To find the hydroxide ion concentration (\([\mathrm{OH}^{-}]\)), we must first calculate the hydronium ion concentration (\([\mathrm{H}^{+}]\)) using the given pH. The pH of a solution is defined as: pH \(= -\log \left[\mathrm{H}^{+}\right]\) Given pH \(= 8.13\), we can find \([\mathrm{H}^{+}]\) as follows: \([\mathrm{H}^{+}] = 10^{-\text{pH}} = 10^{-8.13}\) Next, we need to calculate the hydroxide ion concentration using the ion product of water (\(K_\text{w}\)) which is \(1.0 \times 10^{-14}\) at \(25^{\circ}\text{C}\): \(K_\text{w} = [\mathrm{H}^{+}][\mathrm{OH}^{-}]\) \([\mathrm{OH}^{-}] = \dfrac{K_\text{w}}{[\mathrm{H}^{+}]} = \dfrac{1.0 \times 10^{-14}}{10^{-8.13}}\)

The solubility equilibrium expression for \(\mathrm{Fe}(\mathrm{OH})_{3}\) can be written as follows: \(\text{Fe(OH)}_3(s) \rightleftharpoons \text{Fe}^{3+}(aq) + 3\text{OH}^-(aq)\) The solubility product constant, \(K_\text{sp} = [\mathrm{Fe}^{3+}][\mathrm{OH}^-]^3\) Given \(K_\text{sp} = 1.1 \times 10^{-36}\), we can now find the concentration of \(\mathrm{Fe}^{3+}\).

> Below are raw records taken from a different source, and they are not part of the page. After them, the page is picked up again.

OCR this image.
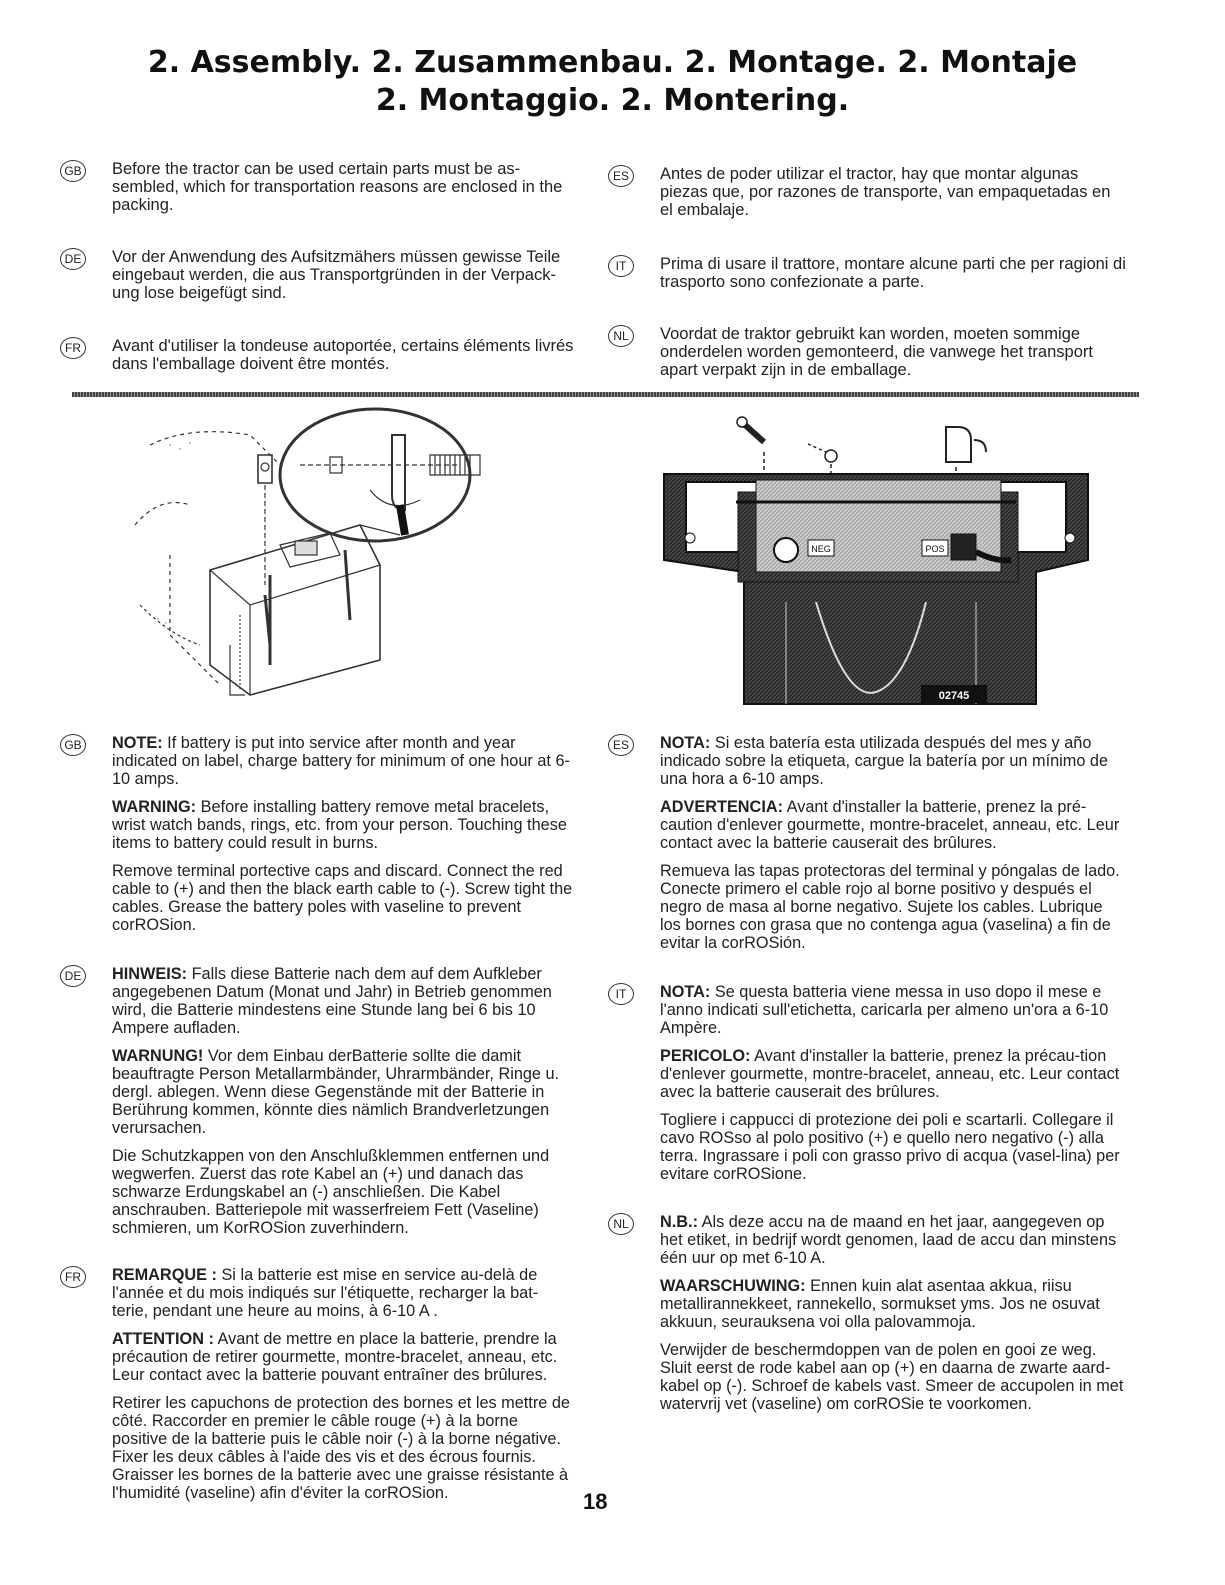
2. Assembly. 2. Zusammenbau. 2. Montage. 2. Montaje
2. Montaggio. 2. Montering.
GB Before the tractor can be used certain parts must be as-sembled, which for transportation reasons are enclosed in the packing.
DE Vor der Anwendung des Aufsitzmähers müssen gewisse Teile eingebaut werden, die aus Transportgründen in der Verpack-ung lose beigefügt sind.
FR	Avant d'utiliser la tondeuse autoportée, certains éléments livrés dans l'emballage doivent être montés.
ES	Antes de poder utilizar el tractor, hay que montar algunas piezas que, por razones de transporte, van empaquetadas en el embalaje.
IT	Prima di usare il trattore, montare alcune parti che per ragioni di trasporto sono confezionate a parte.
NL	Voordat de traktor gebruikt kan worden, moeten sommige onderdelen worden gemonteerd, die vanwege het transport apart verpakt zijn in de emballage.
NEG	POS
02745

GB NOTE: If battery is put into service after month and year indicated on label, charge battery for minimum of one hour at 6-10 amps.

WARNING: Before installing battery remove metal bracelets, wrist watch bands, rings, etc. from your person. Touching these items to battery could result in burns.

Remove terminal portective caps and discard. Connect the red cable to (+) and then the black earth cable to (-). Screw tight the cables. Grease the battery poles with vaseline to prevent corROSion.

DE HINWEIS: Falls diese Batterie nach dem auf dem Aufkleber angegebenen Datum (Monat und Jahr) in Betrieb genommen wird, die Batterie mindestens eine Stunde lang bei 6 bis 10 Ampere aufladen.

WARNUNG! Vor dem Einbau derBatterie sollte die damit beauftragte Person Metallarmbänder, Uhrarmbänder, Ringe u. dergl. ablegen. Wenn diese Gegenstände mit der Batterie in Berührung kommen, könnte dies nämlich Brandverletzungen verursachen.

Die Schutzkappen von den Anschlußklemmen entfernen und wegwerfen. Zuerst das rote Kabel an (+) und danach das schwarze Erdungskabel an (-) anschließen. Die Kabel anschrauben. Batteriepole mit wasserfreiem Fett (Vaseline) schmieren, um KorROSion zuverhindern.

FR	REMARQUE : Si la batterie est mise en service au-delà de l'année et du mois indiqués sur l'étiquette, recharger la bat-terie, pendant une heure au moins, à 6-10 A .

ATTENTION : Avant de mettre en place la batterie, prendre la précaution de retirer gourmette, montre-bracelet, anneau, etc. Leur contact avec la batterie pouvant entraîner des brûlures.

Retirer les capuchons de protection des bornes et les mettre de côté. Raccorder en premier le câble rouge (+) à la borne positive de la batterie puis le câble noir (-) à la borne négative. Fixer les deux câbles à l'aide des vis et des écrous fournis. Graisser les bornes de la batterie avec une graisse résistante à l'humidité (vaseline) afin d'éviter la corROSion.

ES	NOTA: Si esta batería esta utilizada después del mes y año indicado sobre la etiqueta, cargue la batería por un mínimo de una hora a 6-10 amps.

ADVERTENCIA: Avant d'installer la batterie, prenez la pré-caution d'enlever gourmette, montre-bracelet, anneau, etc. Leur contact avec la batterie causerait des brûlures.

Remueva las tapas protectoras del terminal y póngalas de lado. Conecte primero el cable rojo al borne positivo y después el negro de masa al borne negativo. Sujete los cables. Lubrique los bornes con grasa que no contenga agua (vaselina) a fin de evitar la corROSión.

IT	NOTA: Se questa batteria viene messa in uso dopo il mese e l'anno indicati sull'etichetta, caricarla per almeno un'ora a 6-10 Ampère.

PERICOLO: Avant d'installer la batterie, prenez la précau-tion d'enlever gourmette, montre-bracelet, anneau, etc. Leur contact avec la batterie causerait des brûlures.

Togliere i cappucci di protezione dei poli e scartarli. Collegare il cavo ROSso al polo positivo (+) e quello nero negativo (-) alla terra. Ingrassare i poli con grasso privo di acqua (vasel-lina) per evitare corROSione.

NL	N.B.: Als deze accu na de maand en het jaar, aangegeven op het etiket, in bedrijf wordt genomen, laad de accu dan minstens één uur op met 6-10 A.

WAARSCHUWING: Ennen kuin alat asentaa akkua, riisu metallirannekkeet, rannekello, sormukset yms. Jos ne osuvat akkuun, seurauksena voi olla palovammoja.

Verwijder de beschermdoppen van de polen en gooi ze weg. Sluit eerst de rode kabel aan op (+) en daarna de zwarte aard-kabel op (-). Schroef de kabels vast. Smeer de accupolen in met watervrij vet (vaseline) om corROSie te voorkomen.

18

Using the solubility product expression, we can solve for the maximum concentration of \(\mathrm{Fe}^{3+}\) as follows: \(K_\text{sp} = [\mathrm{Fe}^{3+}][\mathrm{OH}^-]^3\) \([\mathrm{Fe}^{3+}] = \dfrac{K_\text{sp}}{[\mathrm{OH}^-]^3} = \dfrac{1.1 \times 10^{-36}}{\left(\dfrac{1.0 \times 10^{-14}}{10^{-8.13}}\right)^3}\) Calculate the value of \([\mathrm{Fe}^{3+}]\) to find the maximum concentration of iron(III) in seawater.